Ich danke Ihnen sehr dass Sie mir das einzige Exemplar Ihrer Lettere glott. sandten das Sie damals zur Verfügung hatten. Ich glaubte jeder Mitarbeiter bekäme eine Anzahl von Freiexemplaren (Meyer hat deren glaub' ich 30 bekommen1). Sie werden Sich nun überzeugt haben dass Ihre Worte über V. Henry der Deutung Raum gewähren, Alles sei jetzt geschlichtet. Ich freue mich dass Sie thatsächlich mit mir übereinstimmen, was unsere Discrepanz bezüglich der riazione etnologica anlangt2, so hoffe ich dass Sie sich darüber noch äussern werden. Eine Enunciation Ihrerseits in dieser ganzen Angelegenheit scheint mir nach unseres armen d'Ovidio Auslassungen um so erwünschter. 3 Nöthigenfalls wäre ich bereit, in einer kleinen Stilübung für das Archivio meinen Standpunkt noch weiter zu erörtern, resp. zu vertheidigen. - Ich sende Ihnen heute meine Feuilletonsammlung: Romanisches und Keltisches4, nehmen Sie den alten Plunder nachsichtig auf, als Zeichen meiner herzlichen Sympathie und Verehrung

H. S.


[1] Schuchardt meint die folgende Publikation von Gustav Meyer: Der Einfluss des Lateinischen auf die albanesische Formenlehre, in: Miscellanea Caix- Canello, Firenze, 1886, 103-111.

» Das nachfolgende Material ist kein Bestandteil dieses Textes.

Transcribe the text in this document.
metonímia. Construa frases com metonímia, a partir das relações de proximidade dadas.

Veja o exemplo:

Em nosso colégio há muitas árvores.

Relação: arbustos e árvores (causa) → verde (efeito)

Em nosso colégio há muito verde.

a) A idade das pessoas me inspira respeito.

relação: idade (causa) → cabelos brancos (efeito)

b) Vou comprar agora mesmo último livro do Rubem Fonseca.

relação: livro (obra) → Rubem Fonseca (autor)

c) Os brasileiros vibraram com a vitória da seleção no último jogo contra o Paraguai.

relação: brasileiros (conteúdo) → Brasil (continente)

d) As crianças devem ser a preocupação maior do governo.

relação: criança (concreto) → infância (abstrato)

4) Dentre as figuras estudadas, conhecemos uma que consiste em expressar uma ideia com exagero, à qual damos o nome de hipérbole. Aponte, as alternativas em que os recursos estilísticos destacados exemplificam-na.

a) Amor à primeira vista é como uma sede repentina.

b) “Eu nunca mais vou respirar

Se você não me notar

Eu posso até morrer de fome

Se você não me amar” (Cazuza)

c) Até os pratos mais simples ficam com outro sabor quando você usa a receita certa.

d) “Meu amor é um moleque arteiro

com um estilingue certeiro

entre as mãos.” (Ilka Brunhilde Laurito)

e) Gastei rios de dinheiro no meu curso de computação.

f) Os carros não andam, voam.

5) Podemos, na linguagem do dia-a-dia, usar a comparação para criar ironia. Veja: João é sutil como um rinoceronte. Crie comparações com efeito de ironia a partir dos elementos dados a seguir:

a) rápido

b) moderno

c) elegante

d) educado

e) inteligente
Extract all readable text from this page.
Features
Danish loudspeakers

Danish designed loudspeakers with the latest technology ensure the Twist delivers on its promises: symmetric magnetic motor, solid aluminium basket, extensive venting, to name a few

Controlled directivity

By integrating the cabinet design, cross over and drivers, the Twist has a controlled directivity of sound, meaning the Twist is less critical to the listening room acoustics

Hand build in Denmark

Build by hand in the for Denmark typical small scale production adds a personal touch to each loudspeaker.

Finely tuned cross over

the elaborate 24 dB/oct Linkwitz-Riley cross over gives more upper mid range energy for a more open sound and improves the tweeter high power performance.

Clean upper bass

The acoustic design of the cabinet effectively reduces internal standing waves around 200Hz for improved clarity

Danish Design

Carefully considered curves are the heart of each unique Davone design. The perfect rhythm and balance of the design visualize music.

[2] Vgl. dazu 069-00258, Anm. 1.

[3] Francesco D'Ovidio: Della quantità per natura delle vocali in posizione, in: Miscellanea Caix - Canello, Firenze 1886, 393-415. - Vgl. auch D. Gazdaru: La controversia sobre las leyes fonéticas, in: Anales de filología clásica 4 (1947-49), 307.

[4] Hugo Schuchardt: Romanisches und Keltisches, Berlin, 1886 (Brevier-/Archivnr. 185).